18. Başvuruya konu olay ve şikâyetler dikkate alındığında mevcut başvuruda ileri sürülen iddialar ile tüketilmesi gereken yolun başvurucunun şikâyetleri açısından telafi imkânına sahip ve bir çözüm sağlayabilecek nitelikte olmadığını söyleyebilmeyi mümkün kılan bir sebep de bulunmadığından başvuru yollarının tüketilmesi kuralına istisna tanınmasını gerektiren bir durumun da olmadığı görülmektedir (Didem Tütenk [1.B],B. No: 2013/7525, 10/6/2015, §§ 40, 41).
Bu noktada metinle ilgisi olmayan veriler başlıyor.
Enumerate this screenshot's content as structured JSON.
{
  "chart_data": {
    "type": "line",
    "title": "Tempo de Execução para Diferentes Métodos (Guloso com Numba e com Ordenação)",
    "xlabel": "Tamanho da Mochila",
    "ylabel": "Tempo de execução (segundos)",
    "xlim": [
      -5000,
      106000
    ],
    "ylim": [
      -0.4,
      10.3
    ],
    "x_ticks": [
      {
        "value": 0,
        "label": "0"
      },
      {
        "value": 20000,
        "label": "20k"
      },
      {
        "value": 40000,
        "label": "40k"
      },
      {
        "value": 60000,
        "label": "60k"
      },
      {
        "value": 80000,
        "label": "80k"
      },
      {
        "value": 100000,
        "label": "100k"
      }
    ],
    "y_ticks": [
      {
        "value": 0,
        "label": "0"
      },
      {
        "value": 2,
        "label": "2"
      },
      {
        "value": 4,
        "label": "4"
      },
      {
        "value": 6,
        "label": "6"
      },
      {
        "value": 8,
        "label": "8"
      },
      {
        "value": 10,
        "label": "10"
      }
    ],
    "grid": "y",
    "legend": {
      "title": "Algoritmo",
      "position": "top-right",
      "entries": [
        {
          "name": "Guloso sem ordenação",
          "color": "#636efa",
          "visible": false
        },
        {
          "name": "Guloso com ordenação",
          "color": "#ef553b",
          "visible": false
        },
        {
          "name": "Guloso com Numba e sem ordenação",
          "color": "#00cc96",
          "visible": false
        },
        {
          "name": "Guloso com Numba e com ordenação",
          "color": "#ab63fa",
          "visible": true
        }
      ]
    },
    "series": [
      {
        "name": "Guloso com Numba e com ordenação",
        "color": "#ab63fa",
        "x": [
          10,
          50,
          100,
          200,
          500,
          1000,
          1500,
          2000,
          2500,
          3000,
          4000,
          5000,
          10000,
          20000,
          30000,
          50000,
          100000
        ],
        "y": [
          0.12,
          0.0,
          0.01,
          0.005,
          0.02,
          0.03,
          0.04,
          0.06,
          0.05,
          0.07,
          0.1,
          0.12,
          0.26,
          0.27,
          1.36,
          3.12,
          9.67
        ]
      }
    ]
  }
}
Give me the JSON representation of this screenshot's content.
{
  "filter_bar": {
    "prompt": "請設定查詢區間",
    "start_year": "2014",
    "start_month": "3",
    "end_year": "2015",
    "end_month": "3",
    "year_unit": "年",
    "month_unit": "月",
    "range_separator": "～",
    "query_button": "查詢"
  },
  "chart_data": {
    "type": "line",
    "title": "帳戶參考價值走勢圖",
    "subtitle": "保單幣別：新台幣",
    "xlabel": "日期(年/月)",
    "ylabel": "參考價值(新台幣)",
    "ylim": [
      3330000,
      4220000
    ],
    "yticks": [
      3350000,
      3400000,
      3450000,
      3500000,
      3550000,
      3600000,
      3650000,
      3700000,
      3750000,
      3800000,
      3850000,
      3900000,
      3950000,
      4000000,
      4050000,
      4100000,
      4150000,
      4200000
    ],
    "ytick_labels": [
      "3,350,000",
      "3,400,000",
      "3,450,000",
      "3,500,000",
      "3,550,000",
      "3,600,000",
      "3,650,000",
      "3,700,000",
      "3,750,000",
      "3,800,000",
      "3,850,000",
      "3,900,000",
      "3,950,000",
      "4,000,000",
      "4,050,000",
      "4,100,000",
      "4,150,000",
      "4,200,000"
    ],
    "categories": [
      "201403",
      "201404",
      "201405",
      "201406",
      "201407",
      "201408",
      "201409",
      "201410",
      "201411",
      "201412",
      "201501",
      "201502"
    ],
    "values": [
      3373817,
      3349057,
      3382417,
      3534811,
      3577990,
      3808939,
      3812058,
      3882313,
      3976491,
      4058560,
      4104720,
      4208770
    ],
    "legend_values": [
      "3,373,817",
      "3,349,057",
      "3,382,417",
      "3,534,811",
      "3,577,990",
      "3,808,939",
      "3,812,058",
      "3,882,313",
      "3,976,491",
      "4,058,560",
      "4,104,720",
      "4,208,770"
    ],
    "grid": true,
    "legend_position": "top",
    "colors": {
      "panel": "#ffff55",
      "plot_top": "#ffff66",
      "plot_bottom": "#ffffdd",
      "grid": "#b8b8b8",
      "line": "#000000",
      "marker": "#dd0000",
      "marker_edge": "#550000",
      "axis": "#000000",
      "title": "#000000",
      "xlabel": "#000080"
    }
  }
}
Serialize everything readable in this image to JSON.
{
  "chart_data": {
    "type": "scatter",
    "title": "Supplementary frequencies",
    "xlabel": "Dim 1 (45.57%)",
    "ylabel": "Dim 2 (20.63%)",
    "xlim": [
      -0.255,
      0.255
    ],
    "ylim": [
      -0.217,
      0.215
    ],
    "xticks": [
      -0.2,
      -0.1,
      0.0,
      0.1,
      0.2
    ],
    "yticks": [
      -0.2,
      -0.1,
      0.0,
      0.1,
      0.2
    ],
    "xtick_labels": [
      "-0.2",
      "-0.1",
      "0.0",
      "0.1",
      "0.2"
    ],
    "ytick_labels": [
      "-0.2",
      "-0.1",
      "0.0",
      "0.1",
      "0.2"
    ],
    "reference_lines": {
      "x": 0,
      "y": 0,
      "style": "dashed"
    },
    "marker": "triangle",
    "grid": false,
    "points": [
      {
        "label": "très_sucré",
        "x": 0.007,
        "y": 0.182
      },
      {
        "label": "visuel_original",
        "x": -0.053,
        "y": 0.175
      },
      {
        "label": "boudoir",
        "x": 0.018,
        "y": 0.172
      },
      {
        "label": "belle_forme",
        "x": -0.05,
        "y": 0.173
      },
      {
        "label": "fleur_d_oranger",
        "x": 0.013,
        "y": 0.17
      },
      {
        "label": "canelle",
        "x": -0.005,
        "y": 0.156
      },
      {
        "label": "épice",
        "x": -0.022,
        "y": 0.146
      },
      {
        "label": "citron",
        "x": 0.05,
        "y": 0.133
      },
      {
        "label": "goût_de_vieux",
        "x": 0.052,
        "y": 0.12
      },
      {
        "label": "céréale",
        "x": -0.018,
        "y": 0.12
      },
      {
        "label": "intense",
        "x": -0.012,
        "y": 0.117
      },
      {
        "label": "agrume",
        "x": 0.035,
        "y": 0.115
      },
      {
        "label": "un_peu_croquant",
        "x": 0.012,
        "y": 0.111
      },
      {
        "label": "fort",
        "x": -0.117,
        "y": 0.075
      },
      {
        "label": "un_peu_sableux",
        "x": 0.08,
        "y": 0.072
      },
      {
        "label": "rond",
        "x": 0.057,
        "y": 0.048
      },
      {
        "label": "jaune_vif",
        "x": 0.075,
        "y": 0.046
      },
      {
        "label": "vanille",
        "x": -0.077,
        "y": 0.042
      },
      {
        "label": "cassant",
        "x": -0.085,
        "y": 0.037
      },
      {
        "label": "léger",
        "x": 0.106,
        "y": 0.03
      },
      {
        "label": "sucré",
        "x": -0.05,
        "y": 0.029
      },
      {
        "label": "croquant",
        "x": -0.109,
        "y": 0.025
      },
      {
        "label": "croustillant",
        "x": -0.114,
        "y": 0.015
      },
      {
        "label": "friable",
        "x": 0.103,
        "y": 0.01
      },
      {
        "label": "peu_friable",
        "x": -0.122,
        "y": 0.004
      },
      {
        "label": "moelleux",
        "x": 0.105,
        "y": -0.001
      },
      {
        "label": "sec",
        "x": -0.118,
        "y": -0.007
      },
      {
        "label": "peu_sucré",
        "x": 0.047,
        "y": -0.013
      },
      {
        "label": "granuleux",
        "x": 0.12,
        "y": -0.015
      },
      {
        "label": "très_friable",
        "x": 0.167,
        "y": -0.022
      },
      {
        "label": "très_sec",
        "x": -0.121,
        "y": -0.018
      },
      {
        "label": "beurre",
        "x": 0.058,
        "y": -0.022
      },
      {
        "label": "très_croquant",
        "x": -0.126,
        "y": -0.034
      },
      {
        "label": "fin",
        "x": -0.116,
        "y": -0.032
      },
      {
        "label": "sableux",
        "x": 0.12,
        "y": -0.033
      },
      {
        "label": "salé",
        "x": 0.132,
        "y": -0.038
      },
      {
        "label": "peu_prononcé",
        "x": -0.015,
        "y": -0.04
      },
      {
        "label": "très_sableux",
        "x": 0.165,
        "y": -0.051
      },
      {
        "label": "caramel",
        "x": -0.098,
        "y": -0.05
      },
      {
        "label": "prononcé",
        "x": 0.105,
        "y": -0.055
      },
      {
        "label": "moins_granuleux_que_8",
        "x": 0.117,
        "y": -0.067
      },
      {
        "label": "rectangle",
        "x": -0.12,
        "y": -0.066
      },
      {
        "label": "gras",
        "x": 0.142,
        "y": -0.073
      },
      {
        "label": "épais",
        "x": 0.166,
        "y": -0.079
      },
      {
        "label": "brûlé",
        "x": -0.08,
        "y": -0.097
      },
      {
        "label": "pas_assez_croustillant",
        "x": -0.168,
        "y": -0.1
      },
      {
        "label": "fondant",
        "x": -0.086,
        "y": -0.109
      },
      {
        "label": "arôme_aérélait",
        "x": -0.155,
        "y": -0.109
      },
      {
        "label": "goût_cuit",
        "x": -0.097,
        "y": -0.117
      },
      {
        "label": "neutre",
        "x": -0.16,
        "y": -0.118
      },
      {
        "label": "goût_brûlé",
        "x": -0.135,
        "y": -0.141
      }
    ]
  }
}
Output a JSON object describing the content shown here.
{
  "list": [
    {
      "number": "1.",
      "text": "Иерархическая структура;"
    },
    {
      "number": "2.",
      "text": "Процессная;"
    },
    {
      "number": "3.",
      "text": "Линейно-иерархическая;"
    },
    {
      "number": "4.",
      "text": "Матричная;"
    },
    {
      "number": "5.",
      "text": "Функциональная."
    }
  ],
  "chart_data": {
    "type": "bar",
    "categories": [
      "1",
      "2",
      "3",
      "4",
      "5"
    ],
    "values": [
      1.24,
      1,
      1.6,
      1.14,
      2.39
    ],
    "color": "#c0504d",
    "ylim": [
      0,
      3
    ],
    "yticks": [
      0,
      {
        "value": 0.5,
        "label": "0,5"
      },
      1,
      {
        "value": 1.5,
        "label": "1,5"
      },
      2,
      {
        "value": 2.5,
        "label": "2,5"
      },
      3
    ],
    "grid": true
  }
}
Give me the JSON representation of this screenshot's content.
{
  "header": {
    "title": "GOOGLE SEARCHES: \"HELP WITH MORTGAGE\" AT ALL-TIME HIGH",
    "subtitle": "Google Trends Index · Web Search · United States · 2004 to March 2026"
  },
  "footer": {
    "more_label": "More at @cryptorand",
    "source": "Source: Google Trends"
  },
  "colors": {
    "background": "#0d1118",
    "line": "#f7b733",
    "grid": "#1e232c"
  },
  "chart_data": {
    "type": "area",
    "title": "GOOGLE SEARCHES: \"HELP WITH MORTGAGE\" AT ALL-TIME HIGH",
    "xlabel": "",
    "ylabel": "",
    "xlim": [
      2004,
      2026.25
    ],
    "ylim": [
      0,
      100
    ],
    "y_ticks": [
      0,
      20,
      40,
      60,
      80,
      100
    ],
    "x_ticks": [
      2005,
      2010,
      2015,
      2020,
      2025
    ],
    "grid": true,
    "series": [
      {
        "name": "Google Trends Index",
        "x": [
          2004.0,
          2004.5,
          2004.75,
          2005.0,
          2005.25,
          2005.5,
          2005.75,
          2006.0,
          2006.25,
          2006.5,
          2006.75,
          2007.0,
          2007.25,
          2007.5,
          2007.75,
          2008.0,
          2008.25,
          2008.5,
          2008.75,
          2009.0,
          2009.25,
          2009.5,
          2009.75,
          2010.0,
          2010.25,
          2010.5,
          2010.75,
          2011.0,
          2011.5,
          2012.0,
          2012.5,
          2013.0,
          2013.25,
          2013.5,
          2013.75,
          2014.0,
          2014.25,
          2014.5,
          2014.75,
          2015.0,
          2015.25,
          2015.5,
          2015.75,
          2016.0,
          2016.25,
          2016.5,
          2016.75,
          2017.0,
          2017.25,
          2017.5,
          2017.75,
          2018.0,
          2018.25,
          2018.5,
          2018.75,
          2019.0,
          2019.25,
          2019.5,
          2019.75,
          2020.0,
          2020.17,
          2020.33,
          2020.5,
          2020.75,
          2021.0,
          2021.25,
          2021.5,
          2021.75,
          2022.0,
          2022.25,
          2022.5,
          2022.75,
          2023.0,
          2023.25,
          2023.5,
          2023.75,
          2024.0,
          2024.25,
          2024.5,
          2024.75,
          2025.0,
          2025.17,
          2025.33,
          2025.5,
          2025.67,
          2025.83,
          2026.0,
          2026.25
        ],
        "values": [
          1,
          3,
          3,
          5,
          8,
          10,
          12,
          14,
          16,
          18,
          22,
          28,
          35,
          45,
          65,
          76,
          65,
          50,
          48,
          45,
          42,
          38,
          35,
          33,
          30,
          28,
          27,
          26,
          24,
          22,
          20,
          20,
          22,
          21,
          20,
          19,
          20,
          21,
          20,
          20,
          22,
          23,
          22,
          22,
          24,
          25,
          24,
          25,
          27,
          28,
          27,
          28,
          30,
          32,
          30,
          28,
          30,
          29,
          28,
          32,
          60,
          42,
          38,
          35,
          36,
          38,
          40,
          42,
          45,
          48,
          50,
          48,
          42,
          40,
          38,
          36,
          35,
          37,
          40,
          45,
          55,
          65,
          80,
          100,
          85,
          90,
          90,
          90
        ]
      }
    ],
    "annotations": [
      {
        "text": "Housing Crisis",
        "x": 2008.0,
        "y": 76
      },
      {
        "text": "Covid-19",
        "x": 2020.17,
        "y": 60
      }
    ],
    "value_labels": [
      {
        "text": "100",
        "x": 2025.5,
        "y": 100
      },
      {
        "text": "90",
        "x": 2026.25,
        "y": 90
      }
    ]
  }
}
19. Açıklanan gerekçelerle başvurunun bu kısmının diğer kabul edilebilirlik koşulları yönünden incelenmeksizin başvuru yollarının tüketilmemesi nedeniyle kabul edilemezliğine karar verilmesi gerekir.
D. Ayrımcılık Yasağının İhlal Edildiği İddiası
20. Başvurucu, ilgili mevzuatın herkese eşit bir şekilde uygulanmadığını, hükümlüler arasında farklı usullerle denetim serbestlik kararı verildiğini belirterek ayrımcılık yasağının ihlal edildiğini öne sürmüştür.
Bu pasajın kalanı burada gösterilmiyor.